Nearly 2,500 nurses cut

Cash-strapped NHS sheds 17,000 employees

Cash-strapped NHS sheds 17,000 employees

Financial problems in the NHS have led to a loss of frontline staff, opposition politicians have claimed.

The 2006 workforce survey shows the number of people employed by the health service has fallen by 17,000 since September 2005, including the loss of 2,456 qualified nurses.

Liberal Democrat health spokesman Norman Lamb argued this shows the true scale of the financial crisis in the health service. He claims nurses and ambulance posts have been particularly affected by the cuts, leading to low morale and compromising patient safety.

“Doctors and nurses are the heartbeat of the NHS. It is crazy that we are investing in training more nurses and doctors but then cutting back on posts. This is a total failure of workforce planning,” he argued.

However, the Department of Health (DoH) maintains frontline staff have not been targeted, arguing the number of full time doctors and nurses has increased while the number of NHS managers has fallen by 2,564.

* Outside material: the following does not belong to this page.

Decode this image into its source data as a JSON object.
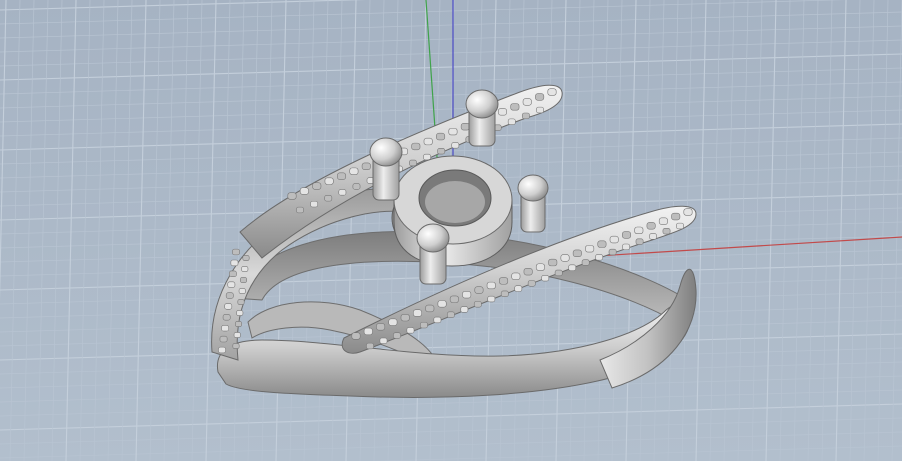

But Mr Lamb rejected this as “government spinning and denial”. Frontline medical jobs have been lost “as a direct result of this government’s appalling mismanagement of the NHS,” he argued.

Health minister Lord Hunt insisted the NHS is working to improve its frontline clinical capacity. The “small drop” in headcount must be put in the context of the 279,454 rise in staff numbers since 1997, he argued.

“We must also remember that the NHS continues to deliver for patients,” Lord Hunt continued.

“This year we have record-breaking short waits for treatment and thousands of extra lives saved from improved cancer and heart care, meaning that 90 per cent of in-patients now rate their care as good or excellent.”

NHS Employers further argues that the drop in staff numbers does not mean employees were made redundant but that these positions were “taken out of the system”.

Director Steve Barnett said: “The number of actual redundancies in the NHS is small compared with the total number of posts that have been lost through vacancy freezes, reducing the use of agency and temporary staff and redeploying staff.”